Contents

ArgumentMatcher

The values that define how to validate a tool-call argument.

Declaration

enum ArgumentMatcher

Mentioned in

Overview

Use argument matchers to specify validation rules for tool-call arguments. You can require exact values, verify key presence, check ranges, match patterns, or use a language model for semantic matching.

For example:

let matchers: [ArgumentMatcher] = [
    .exact(argumentName: "city", value: "San Francisco"),
    .keyOnly(argumentName: "units"),
    .naturalLanguage(argumentName: "prompt", criteria: "A weather-related question")
]

Validation Strategy

Rules

Exact(argumentname:value:)

Value must equal the expected value exactly. Use for identifiers, enum values, and precise inputs.

Keyonly(argumentname:)

Argument must be present with any value. Use when you care that the model provides the parameter but any value is acceptable.

Oneof(argumentname:allowedvalues:)

Value must be one of the allowed options. Use for ambiguous prompts with multiple valid interpretations.

Range(argumentname:minimum:maximum:)

Numeric value must fall within bounds (inclusive). Use for quantities where a range is acceptable.

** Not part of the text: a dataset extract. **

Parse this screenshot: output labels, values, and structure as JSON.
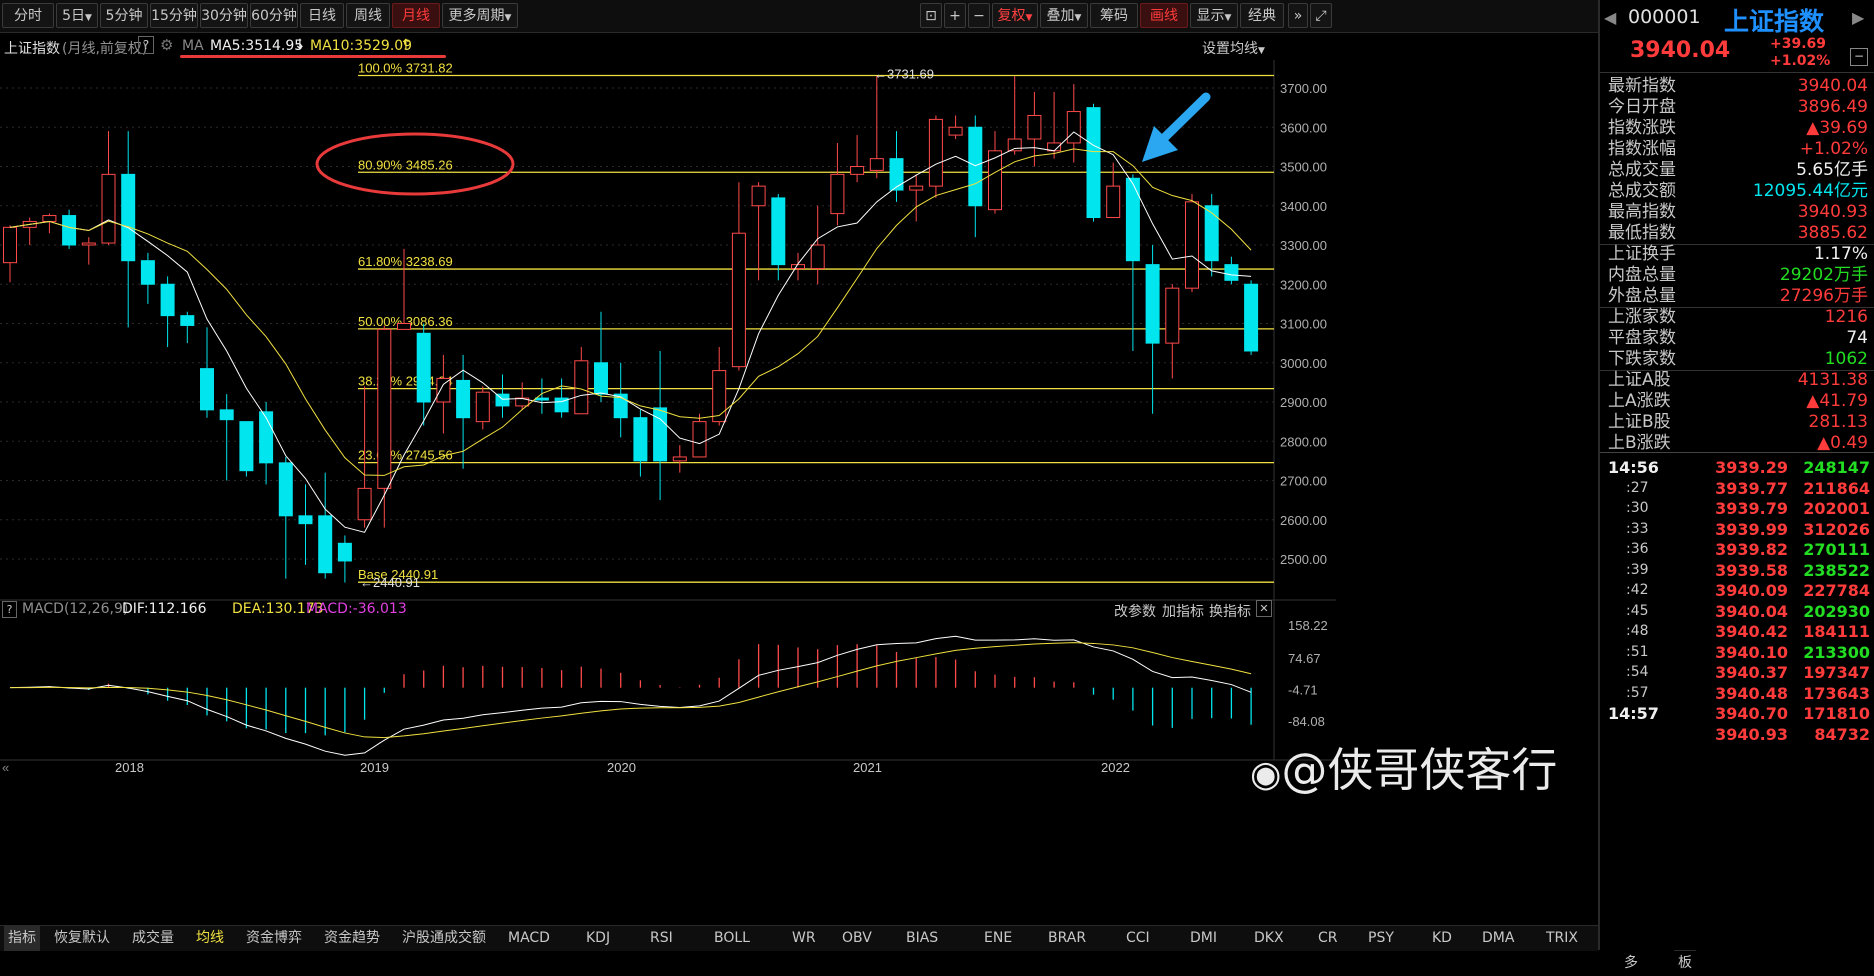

Pattern(argumentname:regex:)

String must match a regular expression. Use for structured formats: emails, dates, IDs.

Contains(argumentname:substring:)

String must contain a substring. Use when the argument references a concept but phrasing varies.

Hasprefix(argumentname:prefix:)

String must start with a prefix. Use for paths, URLs, or namespaced values.

Hassuffix(argumentname:suffix:)

String must end with a suffix. Use for file extensions or domain-specific endings.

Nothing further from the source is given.